The analysis of PS II photochemical activity using single and multi-turnover excitations

Abstract

Paper describes chlorophyll a fluorescence measurements in algal cells, and intact plant leaves and isolated chloroplasts. It focuses on amplitude and 10 μs-resolved kinetics of variable fluorescence responses upon excitation with fluorescence-saturating pulses (SP) and with 25 μs saturating single turnover flashes (STF) which are exposed before, during and after a 100 s actinic illumination (AL) of low and high intensity.
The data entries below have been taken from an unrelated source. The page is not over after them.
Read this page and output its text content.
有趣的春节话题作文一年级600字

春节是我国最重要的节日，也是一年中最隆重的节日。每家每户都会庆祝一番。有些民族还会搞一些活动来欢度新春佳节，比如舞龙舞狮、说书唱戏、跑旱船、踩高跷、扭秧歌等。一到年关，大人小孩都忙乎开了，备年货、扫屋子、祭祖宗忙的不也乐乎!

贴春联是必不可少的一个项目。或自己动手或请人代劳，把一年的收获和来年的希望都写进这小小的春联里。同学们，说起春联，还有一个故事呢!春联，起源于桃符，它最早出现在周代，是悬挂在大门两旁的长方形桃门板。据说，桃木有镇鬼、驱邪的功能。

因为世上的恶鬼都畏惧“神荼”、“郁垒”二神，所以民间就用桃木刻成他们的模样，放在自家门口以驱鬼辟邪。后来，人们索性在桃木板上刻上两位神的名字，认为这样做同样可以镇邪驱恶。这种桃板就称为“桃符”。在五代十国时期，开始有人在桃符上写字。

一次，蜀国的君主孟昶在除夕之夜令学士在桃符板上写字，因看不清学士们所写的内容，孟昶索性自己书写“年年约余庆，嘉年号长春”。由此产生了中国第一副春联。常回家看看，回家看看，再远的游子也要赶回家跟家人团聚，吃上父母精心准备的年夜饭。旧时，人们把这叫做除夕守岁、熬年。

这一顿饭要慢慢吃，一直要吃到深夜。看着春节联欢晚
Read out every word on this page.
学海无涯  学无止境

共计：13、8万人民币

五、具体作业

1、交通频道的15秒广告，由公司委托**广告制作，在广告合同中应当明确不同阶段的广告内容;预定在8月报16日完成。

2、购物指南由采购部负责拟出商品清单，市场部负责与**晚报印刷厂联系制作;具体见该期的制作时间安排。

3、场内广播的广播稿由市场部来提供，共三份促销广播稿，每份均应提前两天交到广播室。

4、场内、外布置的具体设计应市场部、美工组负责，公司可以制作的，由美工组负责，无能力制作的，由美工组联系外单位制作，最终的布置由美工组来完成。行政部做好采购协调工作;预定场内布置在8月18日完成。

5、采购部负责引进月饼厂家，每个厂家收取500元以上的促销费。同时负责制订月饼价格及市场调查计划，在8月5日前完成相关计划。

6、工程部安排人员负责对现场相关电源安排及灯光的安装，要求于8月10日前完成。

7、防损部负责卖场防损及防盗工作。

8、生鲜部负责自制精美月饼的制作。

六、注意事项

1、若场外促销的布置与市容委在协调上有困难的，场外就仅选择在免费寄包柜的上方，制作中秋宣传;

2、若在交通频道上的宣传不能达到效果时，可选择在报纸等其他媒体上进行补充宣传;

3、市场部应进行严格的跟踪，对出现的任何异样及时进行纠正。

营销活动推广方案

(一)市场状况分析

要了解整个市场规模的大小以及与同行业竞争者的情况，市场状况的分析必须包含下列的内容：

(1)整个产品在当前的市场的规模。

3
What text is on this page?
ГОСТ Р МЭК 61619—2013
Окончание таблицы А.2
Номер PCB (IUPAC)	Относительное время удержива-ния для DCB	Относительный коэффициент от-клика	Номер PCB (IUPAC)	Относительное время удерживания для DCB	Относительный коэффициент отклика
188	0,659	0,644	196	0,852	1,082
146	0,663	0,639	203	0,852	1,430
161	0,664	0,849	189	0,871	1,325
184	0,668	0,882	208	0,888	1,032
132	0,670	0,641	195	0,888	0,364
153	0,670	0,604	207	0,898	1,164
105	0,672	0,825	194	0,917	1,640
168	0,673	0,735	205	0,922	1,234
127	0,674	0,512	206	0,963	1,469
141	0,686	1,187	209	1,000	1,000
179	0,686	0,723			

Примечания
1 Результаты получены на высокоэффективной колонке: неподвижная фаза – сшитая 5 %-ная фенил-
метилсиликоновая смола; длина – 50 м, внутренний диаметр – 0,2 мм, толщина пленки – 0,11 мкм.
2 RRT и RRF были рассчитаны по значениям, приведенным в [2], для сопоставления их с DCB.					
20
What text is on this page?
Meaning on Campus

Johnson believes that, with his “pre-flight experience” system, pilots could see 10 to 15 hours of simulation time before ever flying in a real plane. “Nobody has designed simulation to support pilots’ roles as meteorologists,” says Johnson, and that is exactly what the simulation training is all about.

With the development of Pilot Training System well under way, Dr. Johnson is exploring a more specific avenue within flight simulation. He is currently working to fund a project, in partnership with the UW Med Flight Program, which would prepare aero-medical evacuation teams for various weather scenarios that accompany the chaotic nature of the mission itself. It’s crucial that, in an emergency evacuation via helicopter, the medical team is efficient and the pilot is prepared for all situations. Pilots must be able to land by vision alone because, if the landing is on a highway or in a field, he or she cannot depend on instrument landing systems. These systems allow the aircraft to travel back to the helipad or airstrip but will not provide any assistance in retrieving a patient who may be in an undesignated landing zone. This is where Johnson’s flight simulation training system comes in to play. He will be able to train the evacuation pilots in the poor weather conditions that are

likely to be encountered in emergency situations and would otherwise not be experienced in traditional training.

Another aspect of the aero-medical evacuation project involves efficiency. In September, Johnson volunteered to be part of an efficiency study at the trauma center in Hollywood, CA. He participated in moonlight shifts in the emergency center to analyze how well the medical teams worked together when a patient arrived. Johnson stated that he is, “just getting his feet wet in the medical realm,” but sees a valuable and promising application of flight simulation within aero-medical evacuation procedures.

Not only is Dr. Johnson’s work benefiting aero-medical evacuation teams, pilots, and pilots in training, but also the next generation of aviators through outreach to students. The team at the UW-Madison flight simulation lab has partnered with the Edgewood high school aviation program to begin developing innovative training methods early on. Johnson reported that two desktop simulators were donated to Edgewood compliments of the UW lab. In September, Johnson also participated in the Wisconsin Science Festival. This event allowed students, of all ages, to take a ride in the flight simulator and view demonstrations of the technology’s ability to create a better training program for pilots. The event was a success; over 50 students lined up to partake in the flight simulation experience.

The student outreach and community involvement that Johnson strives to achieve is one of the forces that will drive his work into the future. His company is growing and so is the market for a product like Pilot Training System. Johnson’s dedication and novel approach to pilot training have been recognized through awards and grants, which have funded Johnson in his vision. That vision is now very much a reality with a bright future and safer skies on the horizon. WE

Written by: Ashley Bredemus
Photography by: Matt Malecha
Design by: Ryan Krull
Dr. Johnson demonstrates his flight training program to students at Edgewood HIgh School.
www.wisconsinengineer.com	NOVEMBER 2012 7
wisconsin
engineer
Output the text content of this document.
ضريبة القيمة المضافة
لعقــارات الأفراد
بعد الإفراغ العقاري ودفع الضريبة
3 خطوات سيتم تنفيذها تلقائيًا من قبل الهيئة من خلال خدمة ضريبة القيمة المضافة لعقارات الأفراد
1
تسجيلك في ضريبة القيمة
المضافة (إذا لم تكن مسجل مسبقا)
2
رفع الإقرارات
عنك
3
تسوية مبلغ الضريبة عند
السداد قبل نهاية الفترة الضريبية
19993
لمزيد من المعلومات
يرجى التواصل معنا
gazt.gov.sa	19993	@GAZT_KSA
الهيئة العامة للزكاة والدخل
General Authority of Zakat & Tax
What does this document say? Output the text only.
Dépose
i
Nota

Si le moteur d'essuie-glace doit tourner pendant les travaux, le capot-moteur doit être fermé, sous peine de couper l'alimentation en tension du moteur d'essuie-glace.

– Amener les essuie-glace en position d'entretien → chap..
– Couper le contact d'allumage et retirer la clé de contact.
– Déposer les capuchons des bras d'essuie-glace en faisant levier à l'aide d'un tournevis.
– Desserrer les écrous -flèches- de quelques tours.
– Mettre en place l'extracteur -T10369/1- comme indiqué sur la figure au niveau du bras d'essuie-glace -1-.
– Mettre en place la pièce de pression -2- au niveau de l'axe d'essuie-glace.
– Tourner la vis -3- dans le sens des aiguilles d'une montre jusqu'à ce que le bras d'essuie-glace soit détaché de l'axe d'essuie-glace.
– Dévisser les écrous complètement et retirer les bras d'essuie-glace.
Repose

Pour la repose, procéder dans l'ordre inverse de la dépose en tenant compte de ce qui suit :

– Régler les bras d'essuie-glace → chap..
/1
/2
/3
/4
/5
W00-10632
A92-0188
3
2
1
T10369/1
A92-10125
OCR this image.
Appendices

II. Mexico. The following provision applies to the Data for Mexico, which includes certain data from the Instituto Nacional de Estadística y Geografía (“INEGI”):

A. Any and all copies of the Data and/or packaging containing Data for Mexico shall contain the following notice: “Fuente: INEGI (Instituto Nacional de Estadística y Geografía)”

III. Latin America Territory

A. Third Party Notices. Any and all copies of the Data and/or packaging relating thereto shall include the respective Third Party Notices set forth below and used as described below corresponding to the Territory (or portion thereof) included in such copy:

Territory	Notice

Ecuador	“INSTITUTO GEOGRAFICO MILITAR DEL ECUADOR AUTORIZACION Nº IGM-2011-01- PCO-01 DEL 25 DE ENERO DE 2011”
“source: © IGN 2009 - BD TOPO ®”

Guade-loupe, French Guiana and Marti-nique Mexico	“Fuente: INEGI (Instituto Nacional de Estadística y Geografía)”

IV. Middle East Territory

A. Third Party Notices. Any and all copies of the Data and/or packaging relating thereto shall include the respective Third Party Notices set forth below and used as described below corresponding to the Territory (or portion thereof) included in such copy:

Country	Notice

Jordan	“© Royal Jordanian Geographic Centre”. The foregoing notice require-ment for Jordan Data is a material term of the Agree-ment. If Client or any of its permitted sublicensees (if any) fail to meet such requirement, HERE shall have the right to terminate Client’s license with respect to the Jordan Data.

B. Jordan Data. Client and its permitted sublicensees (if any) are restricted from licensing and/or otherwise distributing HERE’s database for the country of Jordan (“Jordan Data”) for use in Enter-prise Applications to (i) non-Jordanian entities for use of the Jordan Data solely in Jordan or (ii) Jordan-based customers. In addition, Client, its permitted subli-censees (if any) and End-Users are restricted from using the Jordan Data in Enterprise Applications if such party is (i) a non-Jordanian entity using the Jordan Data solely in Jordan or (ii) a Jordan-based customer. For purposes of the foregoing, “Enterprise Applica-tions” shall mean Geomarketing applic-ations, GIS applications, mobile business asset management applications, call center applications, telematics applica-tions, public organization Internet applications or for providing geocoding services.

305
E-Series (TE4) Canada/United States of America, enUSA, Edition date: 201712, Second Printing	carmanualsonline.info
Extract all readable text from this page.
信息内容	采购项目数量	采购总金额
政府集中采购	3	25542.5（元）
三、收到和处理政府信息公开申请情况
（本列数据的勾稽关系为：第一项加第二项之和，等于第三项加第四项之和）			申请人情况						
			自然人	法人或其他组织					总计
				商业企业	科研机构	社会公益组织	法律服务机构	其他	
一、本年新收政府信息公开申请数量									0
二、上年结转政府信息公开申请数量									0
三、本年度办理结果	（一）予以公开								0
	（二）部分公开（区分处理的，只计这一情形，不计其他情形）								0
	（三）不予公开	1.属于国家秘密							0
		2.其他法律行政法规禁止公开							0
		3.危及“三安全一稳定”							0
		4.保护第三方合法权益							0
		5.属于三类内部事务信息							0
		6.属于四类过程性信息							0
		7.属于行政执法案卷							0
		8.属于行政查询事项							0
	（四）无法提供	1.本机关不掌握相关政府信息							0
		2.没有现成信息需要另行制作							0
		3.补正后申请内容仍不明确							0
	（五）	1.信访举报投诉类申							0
In addition to the amply documented suppression of the maximal variable fluorescence from F m to F m ′ , the relative proportion of the distinguished O–J-, J–I- and I–P-phases of an SP-induced response is shown to be distinctly different in dark- and light-adapted leaves. The O–J-phase in the 0.01–1 ms time range is much less sensitive to light adaptation than the other phases in the 1–200 ms range. In algae and chloroplasts, the amplitude F m STF of the STF-induced response is hardly affected by a shift from the dark- to the light-activated steady state. The results support the hypothesis that the maximal variable fluorescence F m induced by a multiple-turnover, fluorescence-saturating pulse (SP), is associated with the release of photochemical and photoelectrochemical quenching. It is argued that the OJIPMT- or Kautsky induction curve of variable chlorophyll fluorescence in the 0–100 s time range is the reflection of the release of photochemical quenching supplemented with a temporary Photosystem I (PSI)-dependent photoelectric stimulation and transient release of photoelectrochemical quenching of radiative energy loss in the Photosystem II (PSII) antennas, rather than solely of a decrease in PSII photochemical activity as is usually concluded.